Inbred mice show strain-specific variation with respect to various traits of asthma, such as airway inflammation and bronchial hyperresponsiveness (9
). We did not find differences in any asthma-associated traits in 129/SVJae mice but cannot exclude the possibility that there would be effects of ADAM33 in other genetic backgrounds. Ackerman et al. found that the difference between two mouse strains (A/J and C57BL/6J) in airway hyperresponsiveness was not associated with any single locus but was significantly associated with an interaction of loci on chromosomes 2 and 6 (1
). The mouse ADAM33 gene is located on chromosome 2. However, there was no difference between nearly 200 A/J and C57BL/6J single nucleotide polymorphisms in the ADAM33 genomic sequence (http://mousesnp.roche.com/
). Together with our finding, these results suggest that the ADAM33 gene may not contribute to phenotypic features of asthma in mice.
Other ADAM proteins play important roles in protein ectodomain shedding. Many cell surface molecules, such as cytokines, cytokine receptors, cell adhesion molecules, and growth factors, are processed to convert them into physiologically active soluble derivatives. Proteases responsible for releasing cell surface molecules are classified as sheddases or secretases. ADAM33 belongs to a subfamily that includes ADAM19, ADAM12, and ADAM13, as determined by sequence homology, (16
). ADAM19 may participate in the shedding of β1-neuregulin (37
).
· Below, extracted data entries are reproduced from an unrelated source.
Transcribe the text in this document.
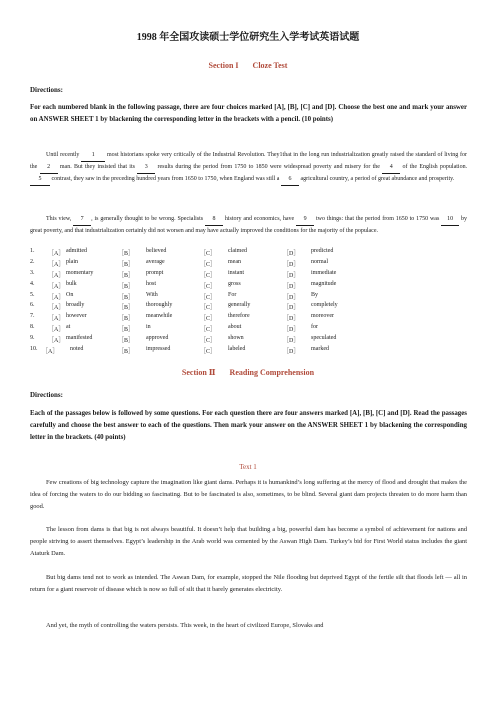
1998 年全国攻读硕士学位研究生入学考试英语试题
Section I Cloze Test
Directions:
For each numbered blank in the following passage, there are four choices marked [A], [B], [C] and [D]. Choose the best one and mark your answer on ANSWER SHEET 1 by blackening the corresponding letter in the brackets with a pencil. (10 points)
Until recently 1 most historians spoke very critically of the Industrial Revolution. They1that in the long run industrialization greatly raised the standard of living for the 2 man. But they insisted that its 3 results during the period from 1750 to 1850 were widespread poverty and misery for the 4 of the English population. 5 contrast, they saw in the preceding hundred years from 1650 to 1750, when England was still a 6 agricultural country, a period of great abundance and prosperity.
This view, 7 , is generally thought to be wrong. Specialists 8 history and economics, have 9 two things: that the period from 1650 to 1750 was 10 by great poverty, and that industrialization certainly did not worsen and may have actually improved the conditions for the majority of the populace.
1. ［A］ admitted	［B］ believed	［C］ claimed	［D］ predicted
2. ［A］ plain	［B］ average	［C］ mean	［D］ normal
3. ［A］ momentary	［B］ prompt	［C］ instant	［D］ immediate
4. ［A］ bulk	［B］ host	［C］ gross	［D］ magnitude
5. ［A］ On	［B］ With	［C］ For	［D］ By
6. ［A］ broadly	［B］ thoroughly	［C］ generally	［D］ completely
7. ［A］ however	［B］ meanwhile	［C］ therefore	［D］ moreover
8. ［A］ at	［B］ in	［C］ about	［D］ for
9. ［A］ manifested	［B］ approved	［C］ shown	［D］ speculated
10. ［A］ noted	［B］ impressed	［C］ labeled	［D］ marked
Section Ⅱ Reading Comprehension
Directions:
Each of the passages below is followed by some questions. For each question there are four answers marked [A], [B], [C] and [D]. Read the passages carefully and choose the best answer to each of the questions. Then mark your answer on the ANSWER SHEET 1 by blackening the corresponding letter in the brackets. (40 points)
Text 1
Few creations of big technology capture the imagination like giant dams. Perhaps it is humankind’s long suffering at the mercy of flood and drought that makes the idea of forcing the waters to do our bidding so fascinating. But to be fascinated is also, sometimes, to be blind. Several giant dam projects threaten to do more harm than good.
The lesson from dams is that big is not always beautiful. It doesn’t help that building a big, powerful dam has become a symbol of achievement for nations and people striving to assert themselves. Egypt’s leadership in the Arab world was cemented by the Aswan High Dam. Turkey’s bid for First World status includes the giant Ataturk Dam.
But big dams tend not to work as intended. The Aswan Dam, for example, stopped the Nile flooding but deprived Egypt of the fertile silt that floods left — all in return for a giant reservoir of disease which is now so full of silt that it barely generates electricity.
And yet, the myth of controlling the waters persists. This week, in the heart of civilized Europe, Slovaks and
ADAM12 was reported to process HB-EGF and insulin-like growth factor binding proteins 3 and 5 in vivo (3
). ADAM33 was also found to be able to cleave α2-macroglobulin (15
). However, it is still not clear what the physiological substrates of ADAM33 are and if ectodomain shedding by ADAM33 contributes in any meaningful way to human biology. Similarly, like most other ADAM proteins, ADAM33 contains an integrin-binding disintegrin domain that can serve as a ligand for integrin α9β1 (10
). Integrin α9β1 binds to several other ligands, and mice lacking the α9 subunit (19
) die within the first 12 days of life. It is thus clear that neither integrin depends principally on interaction with ADAM33 for its major in vivo functions. Nonetheless, ADAM33 knockout mice and the cell lines derived from these mice should be useful tools to test and verify potential roles for this protein in other disease models and to identify and validate its proteolytic substrates and integrin interactions.